# Stage 8a — Multi-GW Belief Rollup

## Why Multi-GW Rollup?

Single-GW decisions (captaincy, transfer-IN) showed that availability adjustment (`p_play × mu_points`) does **not** improve ranking outcomes. The top-ranked players by `mu_points` are already nailed-on starters, so multiplying by `p_play ≈ 0.95` just dampens their scores.

But what happens over **multiple gameweeks**?

If a player has `p_play = 0.90` in each GW, over 5 GWs their cumulative probability of playing all matches is:

$$P(\text{plays all 5}) = 0.90^5 = 0.59$$

This suggests that **availability risk compounds over time**. A player who is slightly rotation-prone may miss 1-2 GWs in a 5-GW window, significantly reducing their actual returns.

Stage 8a computes multi-GW belief rollups to test whether availability adjustment becomes valuable over longer horizons.

## Rollup Definitions

For each `(player_id, gw_start, horizon H)`:

| Metric | Formula | Meaning |
|--------|---------|--------|
| `cum_mu_points` | Σ mu_points | Total expected points if plays all GWs |
| `cum_ev` | Σ (p_play × mu_points) | Availability-adjusted expected value |
| `cum_play_prob` | Π p_play | Probability of playing all GWs |

In [None]:
import pandas as pd
import numpy as np

# Load rollup data
rollups = pd.read_csv("../storage/datasets/beliefs_multigw.csv")
beliefs = pd.read_csv("../storage/datasets/beliefs.csv")

print(f"Rollup rows: {len(rollups):,}")
print(f"Horizons: {sorted(rollups['horizon'].unique())}")
print(f"Players: {rollups['player_id'].nunique():,}")

## Example: One Player Across Horizons

Let's look at how beliefs accumulate for a single player across different horizons.

In [None]:
# Find a player with high mu_points to use as example
avg_mu = beliefs.groupby("player_id")["mu_points"].mean().sort_values(ascending=False)
example_player = avg_mu.index[0]

# Get player name (if available) or just use ID
print(f"Example player ID: {example_player}")
print(f"Average mu_points: {avg_mu.iloc[0]:.2f}")
print()

# Show rollup for this player starting from GW 5
gw_start = 5
player_rollup = rollups[
    (rollups["player_id"] == example_player) & 
    (rollups["gw_start"] == gw_start)
].sort_values("horizon")

print(f"Player {example_player} rollup from GW {gw_start}:")
print()
print(player_rollup[["horizon", "cum_mu_points", "cum_ev", "cum_play_prob"]].to_string(index=False))
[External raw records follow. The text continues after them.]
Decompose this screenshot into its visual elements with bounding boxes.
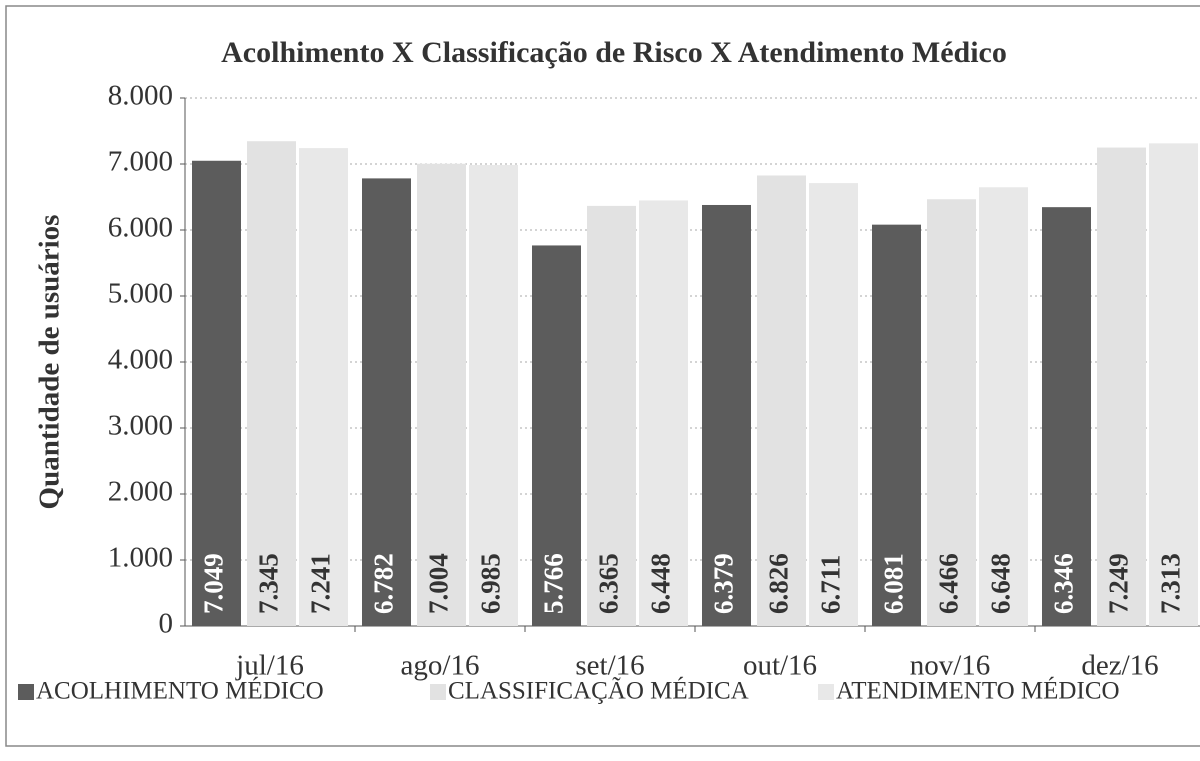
data-label: 6.826 xyxy=(764,553,794,614)
bar xyxy=(362,178,411,626)
data-label: 7.249 xyxy=(1104,553,1134,614)
data-label: 6.448 xyxy=(646,553,676,614)
data-label: 6.711 xyxy=(816,555,846,614)
data-label: 7.241 xyxy=(306,553,336,614)
bar xyxy=(872,224,921,627)
legend-label: ATENDIMENTO MÉDICO xyxy=(836,677,1120,705)
bar xyxy=(299,148,348,626)
x-tick-label: set/16 xyxy=(575,650,644,682)
bar xyxy=(1042,207,1091,626)
legend-swatch xyxy=(430,684,446,700)
x-tick-label: out/16 xyxy=(743,650,817,682)
data-label: 6.379 xyxy=(709,553,739,614)
bar xyxy=(1097,147,1146,627)
data-label: 6.648 xyxy=(986,553,1016,614)
y-tick-label: 6.000 xyxy=(108,212,173,244)
bar xyxy=(532,245,581,626)
chart-border xyxy=(5,5,1200,747)
bar xyxy=(927,199,976,626)
y-tick-label: 1.000 xyxy=(108,542,173,574)
x-tick-label: nov/16 xyxy=(910,650,991,682)
bar xyxy=(702,204,751,626)
data-label: 7.004 xyxy=(424,553,454,614)
bar xyxy=(979,187,1028,626)
data-label: 6.365 xyxy=(594,553,624,614)
bar xyxy=(587,205,636,626)
data-label: 7.345 xyxy=(254,553,284,614)
legend-swatch xyxy=(18,684,34,700)
bar xyxy=(1149,143,1198,627)
data-label: 7.049 xyxy=(199,553,229,614)
bar xyxy=(639,200,688,626)
bar xyxy=(757,175,806,626)
legend-label: CLASSIFICAÇÃO MÉDICA xyxy=(448,677,749,705)
y-tick-label: 5.000 xyxy=(108,278,173,310)
y-tick-label: 3.000 xyxy=(108,410,173,442)
x-tick-label: ago/16 xyxy=(401,650,480,682)
data-label: 6.782 xyxy=(369,553,399,614)
bar xyxy=(247,141,296,627)
bar xyxy=(192,160,241,627)
bar xyxy=(417,163,466,626)
bar xyxy=(809,183,858,626)
y-tick-label: 8.000 xyxy=(108,80,173,112)
legend-label: ACOLHIMENTO MÉDICO xyxy=(36,677,324,705)
x-tick-label: jul/16 xyxy=(235,650,304,682)
data-label: 6.466 xyxy=(934,553,964,614)
data-label: 6.081 xyxy=(879,553,909,614)
y-tick-label: 2.000 xyxy=(108,476,173,508)
legend-swatch xyxy=(818,684,834,700)
chart-title: Acolhimento X Classificação de Risco X A… xyxy=(221,36,1007,69)
data-label: 6.346 xyxy=(1049,553,1079,614)
y-tick-label: 0 xyxy=(159,608,174,640)
y-axis-title: Quantidade de usuários xyxy=(34,215,66,510)
bar xyxy=(469,164,518,627)
data-label: 7.313 xyxy=(1156,553,1186,614)
data-label: 5.766 xyxy=(539,553,569,614)
data-label: 6.985 xyxy=(476,553,506,614)
y-tick-label: 7.000 xyxy=(108,146,173,178)
x-tick-label: dez/16 xyxy=(1081,650,1158,682)
y-tick-label: 4.000 xyxy=(108,344,173,376)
## Summary: Average Rollups by Horizon

In [None]:
# Compute averages by horizon
summary = rollups.groupby("horizon").agg(
    avg_cum_mu_points=("cum_mu_points", "mean"),
    avg_cum_ev=("cum_ev", "mean"),
    avg_cum_play_prob=("cum_play_prob", "mean"),
    n_rows=("player_id", "count"),
).reset_index()

# Add EV ratio (how much value is "lost" to availability)
summary["ev_ratio"] = summary["avg_cum_ev"] / summary["avg_cum_mu_points"]

print("Average Rollups by Horizon")
print("=" * 70)
print(summary.to_string(index=False))

## Interpretation

### Key Observations

1. **cum_play_prob decays rapidly**: The average probability of playing all GWs drops to ~17-30% even over short horizons. This is because the player pool includes many rotation-prone players.

2. **cum_ev < cum_mu_points**: The availability-adjusted expected value is always lower than the raw sum, reflecting the risk of missing games.

3. **EV ratio decreases with horizon**: Over longer horizons, a larger fraction of expected value is "lost" to availability risk.

### What This Enables

Stage 8b can now evaluate:

> "Does ranking players by `cum_ev` outperform ranking by `cum_mu_points` over multi-GW horizons?"

If availability compounds meaningfully, we expect `cum_ev` to produce better rankings for hold-length decisions (e.g., "which player should I transfer in and keep for 5 GWs?").

### Caveats

- Beliefs are treated as independent across GWs (no autocorrelation)
- No decay or weighting applied
- Squad constraints not considered

This stage is a pure belief transformation. Evaluation happens in Stage 8b.